The correlation analysis confirmed that $R_{Hyd}$ and $R_{ECLIPS}$ have a weak correlation (covariance of 0.2). Considering only $R_{Hyd}$ for prioritizing pipes may lead to missing significant economic loss associated with high value users in the commercial and industrial sector. This conclusion is mainly due to a different distribution of the importance of the two resilience, demand and ECLIPS, for $R_{Hyd}$ and $R_{ECLIPS}$, respectively. Thus, an alternative approach was concluded to be needed to consider two different aspects simultaneously, which is provided by MPT in this study. The MPT demonstration results identified 55% $R_{Hyd}$ and 45% $R_{ECLIPS}$ as the minimum variance portfolio. Considering 100% of $R_{Hyd}$ as the representative of ‘business as usual’, the minimum variance portfolio would provide a benefit of saving per minute 10.2 gallons of water and $1,056 of economic productivity from use. Moreover, the minimum variance portfolio was found to prioritize pipes providing service to both high demand nodes and high economic productivity nodes, compared to using only $R_{Hyd}$ or $R_{ECLIPS}$ Of the highest priority 20 pipes identified for replacement by the minimum variance portfolio, several would not have been included if only based on $R_{Hyd}$ or $R_{ECLIPS}$.
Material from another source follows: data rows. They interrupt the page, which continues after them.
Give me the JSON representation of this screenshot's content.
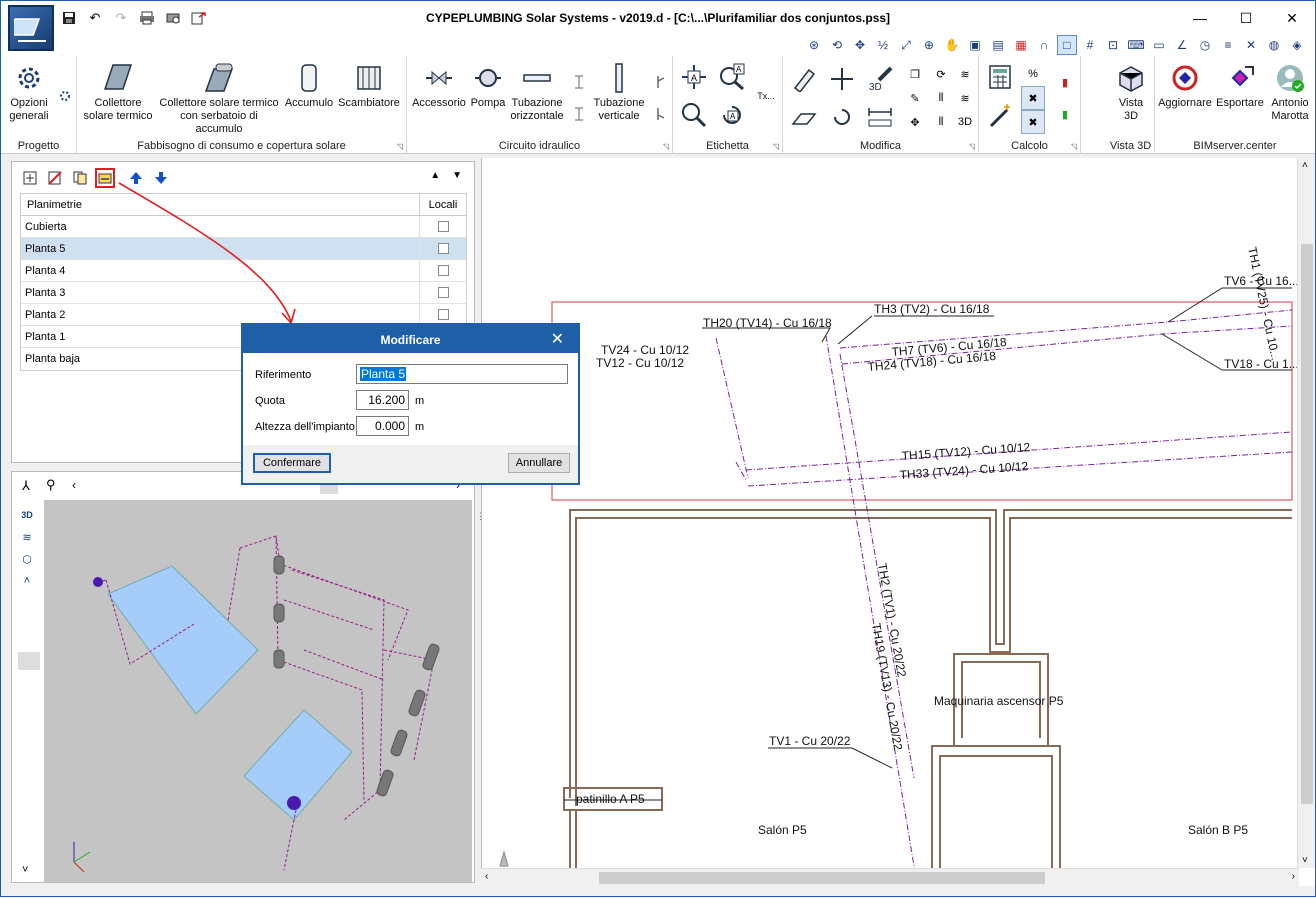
{
  "window": {
    "title": "CYPEPLUMBING Solar Systems - v2019.d - [C:\\...\\Plurifamiliar dos conjuntos.pss]"
  },
  "ribbon": {
    "groups": {
      "progetto": "Progetto",
      "fabbisogno": "Fabbisogno di consumo e copertura solare",
      "circuito": "Circuito idraulico",
      "etichetta": "Etichetta",
      "modifica": "Modifica",
      "calcolo": "Calcolo",
      "vista3d": "Vista 3D",
      "bimserver": "BIMserver.center"
    },
    "buttons": {
      "opzioni": "Opzioni generali",
      "collettore": "Collettore solare termico",
      "collettore_serbatoio": "Collettore solare termico con serbatoio di accumulo",
      "accumulo": "Accumulo",
      "scambiatore": "Scambiatore",
      "accessorio": "Accessorio",
      "pompa": "Pompa",
      "tub_orizzontale": "Tubazione orizzontale",
      "tub_verticale": "Tubazione verticale",
      "vista3d": "Vista 3D",
      "aggiornare": "Aggiornare",
      "esportare": "Esportare",
      "user": "Antonio Marotta"
    },
    "small_labels": {
      "tx": "Tx..."
    }
  },
  "planimetrie": {
    "col_name": "Planimetrie",
    "col_locali": "Locali",
    "rows": [
      {
        "name": "Cubierta",
        "selected": false
      },
      {
        "name": "Planta 5",
        "selected": true
      },
      {
        "name": "Planta 4",
        "selected": false
      },
      {
        "name": "Planta 3",
        "selected": false
      },
      {
        "name": "Planta 2",
        "selected": false
      },
      {
        "name": "Planta 1",
        "selected": false
      },
      {
        "name": "Planta baja",
        "selected": false
      }
    ]
  },
  "dialog": {
    "title": "Modificare",
    "riferimento_label": "Riferimento",
    "riferimento_value": "Planta 5",
    "quota_label": "Quota",
    "quota_value": "16.200",
    "quota_unit": "m",
    "altezza_label": "Altezza dell'impianto",
    "altezza_value": "0.000",
    "altezza_unit": "m",
    "confirm": "Confermare",
    "cancel": "Annullare"
  },
  "drawing": {
    "labels": {
      "tv24": "TV24 - Cu 10/12",
      "tv12": "TV12 - Cu 10/12",
      "th20": "TH20 (TV14) - Cu 16/18",
      "th3": "TH3 (TV2) - Cu 16/18",
      "th7": "TH7 (TV6) - Cu 16/18",
      "th24": "TH24 (TV18) - Cu 16/18",
      "tv6": "TV6 - Cu 16...",
      "tv18": "TV18 - Cu 1...",
      "th15": "TH15 (TV12) - Cu 10/12",
      "th33": "TH33 (TV24) - Cu 10/12",
      "th2": "TH2 (TV1) - Cu 20/22",
      "th19": "TH19 (TV13) - Cu 20/22",
      "tv1": "TV1 - Cu 20/22",
      "maquinaria": "Maquinaria ascensor P5",
      "patinillo": "patinillo A P5",
      "salon": "Salón P5",
      "salon_b": "Salón B P5",
      "th_top": "TH1 (TV25) - Cu 10..."
    }
  },
  "colors": {
    "accent": "#1f5fa8",
    "pipe": "#7a1fa0",
    "wall": "#8b6a55",
    "zone": "#e05a5a",
    "highlight": "#e21d1d"
  }
}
In sum, this study successfully demonstrated the approach to combine measures of economic consequence resilience with hydraulic resilience, using the MPT approach, to identify critical assets. Although the study introduces a new method to combine two resilience measures, there remain questions to address in the future. First, the probability of the scenario (pipe replacement or breakage) should be incorporated. This study assumed the probability of all scenarios to be equal. However, pipe breakage probability may differ based on material, age, length, etc. Such probability will improve the accuracy of expected return and risk for actual cases. Also, additional considerations can be studied such as multiple pipe failures and multiple pipe replacements in a group. Lastly, the method quantifying expected risk and return can be improved by considering more comprehensive coverage of the available solutions using random sampling such as Monte Carlo. As ASCE has indicated, inefficient projects may cause significant societal loses (economic consequence) compared to direct public cost (investment) [3]. This study provides a useful approach demonstrating the utility of considering economic consequence for critical asset identification.